Besides excluding some key sources of information, Sanders apparently minimized any differences in his research that didn’t align with his “pattern of religion” template. William Barrick comments:
"One of the world’s leading Jewish experts on Judaism, Jacob Neusner, describes Sanders as a writer with a “rich capacity to make up distinctions and definitions as he goes along, then to impose these distinctions and definitions upon sources that, on the face of it, scarcely sustain them.”(4)
N.T. Wright, a vocal proponent of NPP, has summarized the importance of Sanders’ work:
"He nevertheless dominates the landscape, and, until a major refutation of his central thesis is produced, honesty compels one to do business with him. I do not myself believe such a refutation can or will be offered; serious modifications are required, but I regard his basic point as established."(5)
Although Wright erroneously accepts Sanders’ basic premise, he is correct to say that Sanders’ work is the foundation of the NPP, a foundation this article has suggested is cracked. It is never wise to build a house on a cracked foundation.

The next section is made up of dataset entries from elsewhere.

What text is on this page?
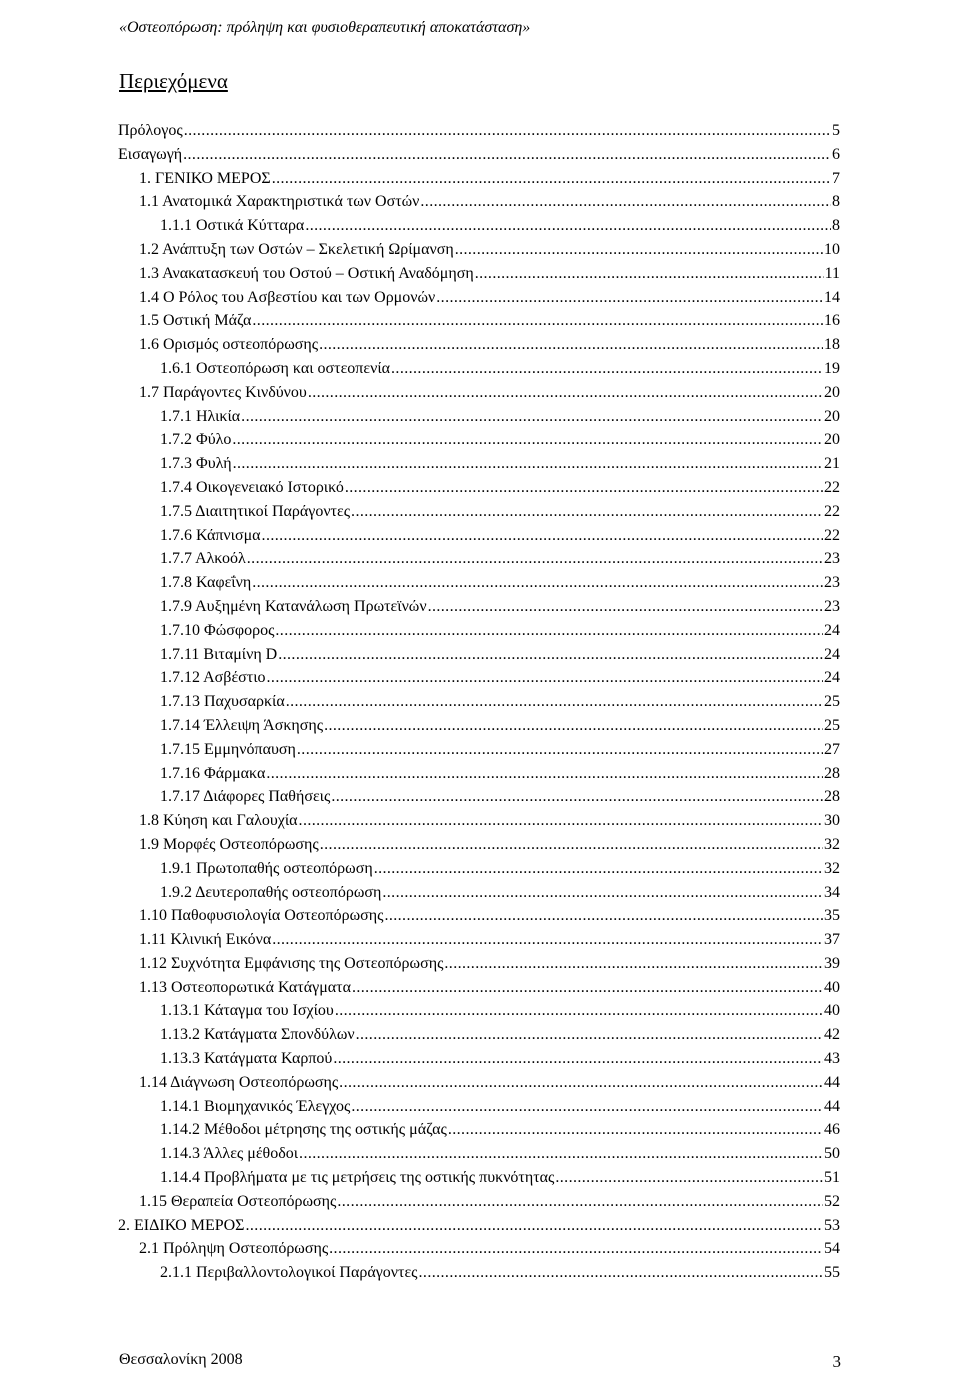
«Οστεοπόρωση: πρόληψη και φυσιοθεραπευτική αποκατάσταση»
Περιεχόμενα
Πρόλογος .....	5
Εισαγωγή .....	6
1. ΓΕΝΙΚΟ ΜΕΡΟΣ .....	7
1.1 Ανατομικά Χαρακτηριστικά των Οστών .....	8
1.1.1 Οστικά Κύτταρα .....	8
1.2 Ανάπτυξη των Οστών – Σκελετική Ωρίμανση .....	10
1.3 Ανακατασκευή του Οστού – Οστική Αναδόμηση .....	11
1.4 Ο Ρόλος του Ασβεστίου και των Ορμονών .....	14
1.5 Οστική Μάζα .....	16
1.6 Ορισμός οστεοπόρωσης .....	18
1.6.1 Οστεοπόρωση και οστεοπενία .....	19
1.7 Παράγοντες Κινδύνου .....	20
1.7.1 Ηλικία .....	20
1.7.2 Φύλο .....	20
1.7.3 Φυλή .....	21
1.7.4 Οικογενειακό Ιστορικό .....	22
1.7.5 Διαιτητικοί Παράγοντες .....	22
1.7.6 Κάπνισμα .....	22
1.7.7 Αλκοόλ .....	23
1.7.8 Καφεΐνη .....	23
1.7.9 Αυξημένη Κατανάλωση Πρωτεϊνών .....	23
1.7.10 Φώσφορος .....	24
1.7.11 Βιταμίνη D .....	24
1.7.12 Ασβέστιο .....	24
1.7.13 Παχυσαρκία .....	25
1.7.14 Έλλειψη Άσκησης .....	25
1.7.15 Εμμηνόπαυση .....	27
1.7.16 Φάρμακα .....	28
1.7.17 Διάφορες Παθήσεις .....	28
1.8 Κύηση και Γαλουχία .....	30
1.9 Μορφές Οστεοπόρωσης .....	32
1.9.1 Πρωτοπαθής οστεοπόρωση .....	32
1.9.2 Δευτεροπαθής οστεοπόρωση .....	34
1.10 Παθοφυσιολογία Οστεοπόρωσης .....	35
1.11 Κλινική Εικόνα .....	37
1.12 Συχνότητα Εμφάνισης της Οστεοπόρωσης .....	39
1.13 Οστεοπορωτικά Κατάγματα .....	40
1.13.1 Κάταγμα του Ισχίου .....	40
1.13.2 Κατάγματα Σπονδύλων .....	42
1.13.3 Κατάγματα Καρπού .....	43
1.14 Διάγνωση Οστεοπόρωσης .....	44
1.14.1 Βιομηχανικός Έλεγχος .....	44
1.14.2 Μέθοδοι μέτρησης της οστικής μάζας .....	46
1.14.3 Άλλες μέθοδοι .....	50
1.14.4 Προβλήματα με τις μετρήσεις της οστικής πυκνότητας .....	51
1.15 Θεραπεία Οστεοπόρωσης .....	52
2. ΕΙΔΙΚΟ ΜΕΡΟΣ .....	53
2.1 Πρόληψη Οστεοπόρωσης .....	54
2.1.1 Περιβαλλοντολογικοί Παράγοντες .....	55
Θεσσαλονίκη 2008	3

For more comprehensive analyses by brethren of E.P. Sanders’ work, see “The New Perspective on Paul: A Historical, Critical, Appraisal of a New Approach to Judaism and Paul” by Chris Reeves and “Jewish Legalism” by Marc Gibson; both available at http://alpharetta-bible-study.com/index.php/en/2013/the-speakers-their-lectures.
I would be among the first to say that, if we have misunderstood any section of Scripture or scriptural theme, we should change our view rather than zealously cling to error just because it is what has “traditionally” been taught or what we have “always believed.” On the other hand, we also cannot bow at the altar of modern “scholarship,” even if some verbose authors with educational credentials have a “new idea.”
Footnotes:
- Mattison, Mark M. “A Summary of the New Perspective on Paul.” October 16, 2009.(http://www.thepaulpage.com/a-summary-of-the-new-perspective-on-paul/)
- Carson, D.A., Peter T. O’Brien, and Mark A. Seifrid. Justification and Variegated Nomism. Volume I: The Complexities of Second Temple Judaism, p. 543.
- Sanders, E. P. Paul and Palestinian Judaism. p. 426.
- Barrick, William. “The New Perspective and ‘Works of the Law’ (Gal. 2:16 and Rom 3:20).” The Master’s Seminary Journal 16/2 (Fall 2005), 277-292 (http://www.tms.edu/tmsj/tmsj16j.pdf)
- Wright, N.T. What Saint Paul Really Said, p. 20.